This trail not only had the typical red rock formations, but also offered a view of Sedona located in the valley below.
Many of the trails are quite narrow with thorny bushes and cacti immediately adjacent to the trail. You have to be careful what you brush up against.
Looking across the valley...
This is lizard head rock. I took a picture of this formation on a previous day from the other (shaded) side when we were on the Devil's Bridge trail.
Part of Sedona down below....
This was a shorter hike -- just under 3 miles. So we decided to try to find a rockhound site near Camp Verde. I copied a map from friends, Gerald and Jill. Despite our efforts, we were not able to find the turnoff. We tried one dirt road, but there were guys in trucks and we decided not to venture forth. Then we tried another road and people were target practicing with guns.
So we gave up and decided to visit some of the wineries in the area. It is amazing that they can grow grapes in this desert climate, but with the help of a few rivers and irrigation systems -- they do. The first one was Alcantara, located east of Cottonwood. The wine was very good, although somewhat expensive.
Next we went to Jerome. This is a cool little town located 27 miles south of Sedona. A century ago it was a famous mining town that almost became a ghost town. Then in the 1960s artists and hippies started re-populating the village. It sits on the side of a mountain and has very steep streets. We walked around, visited another winery, and had dinner. We sat outside at the Grapes restaurant under heat lamps.

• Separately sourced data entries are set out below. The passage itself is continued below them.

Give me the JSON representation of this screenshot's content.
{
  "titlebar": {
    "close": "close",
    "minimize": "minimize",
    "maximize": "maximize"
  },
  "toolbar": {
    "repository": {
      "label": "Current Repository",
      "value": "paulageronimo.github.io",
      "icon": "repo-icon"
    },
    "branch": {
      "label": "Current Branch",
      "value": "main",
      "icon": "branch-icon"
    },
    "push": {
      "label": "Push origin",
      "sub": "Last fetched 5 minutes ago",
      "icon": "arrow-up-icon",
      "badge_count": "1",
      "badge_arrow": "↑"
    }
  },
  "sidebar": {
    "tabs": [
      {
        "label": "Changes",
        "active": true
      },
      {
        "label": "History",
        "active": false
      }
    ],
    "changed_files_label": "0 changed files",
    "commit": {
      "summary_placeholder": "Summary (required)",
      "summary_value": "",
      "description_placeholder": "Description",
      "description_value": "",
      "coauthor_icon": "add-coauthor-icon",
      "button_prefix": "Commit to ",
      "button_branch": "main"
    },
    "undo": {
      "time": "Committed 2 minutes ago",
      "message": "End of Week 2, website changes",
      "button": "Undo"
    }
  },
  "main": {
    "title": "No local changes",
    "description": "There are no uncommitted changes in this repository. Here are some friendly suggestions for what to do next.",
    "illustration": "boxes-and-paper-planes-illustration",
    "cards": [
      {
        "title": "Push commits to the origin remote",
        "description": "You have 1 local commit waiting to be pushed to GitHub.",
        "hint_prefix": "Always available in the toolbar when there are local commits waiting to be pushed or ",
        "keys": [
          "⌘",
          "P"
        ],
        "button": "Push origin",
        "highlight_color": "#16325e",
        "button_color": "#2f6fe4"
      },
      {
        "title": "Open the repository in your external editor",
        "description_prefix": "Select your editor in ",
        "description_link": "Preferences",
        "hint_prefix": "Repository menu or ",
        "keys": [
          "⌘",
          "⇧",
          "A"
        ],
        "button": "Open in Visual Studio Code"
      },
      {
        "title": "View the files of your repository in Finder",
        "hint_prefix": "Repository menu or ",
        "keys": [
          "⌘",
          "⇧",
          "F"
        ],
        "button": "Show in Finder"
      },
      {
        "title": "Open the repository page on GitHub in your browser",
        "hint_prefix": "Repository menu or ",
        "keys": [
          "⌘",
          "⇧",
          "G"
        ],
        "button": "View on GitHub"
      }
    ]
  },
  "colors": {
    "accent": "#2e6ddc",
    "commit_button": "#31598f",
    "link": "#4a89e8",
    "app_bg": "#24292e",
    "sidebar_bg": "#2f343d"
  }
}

From our table we could look off over the Verde valley and see Mount Humphries, located in Flagstaff around 50 miles away.
The entire area obviously is geologically interesting. In the evenings I have been reading geology books trying to get a feeling of how this whole area in northern and central Arizona came to be. I have not figured it out yet, given the complexity, but I will by the time I finish developing the next online class.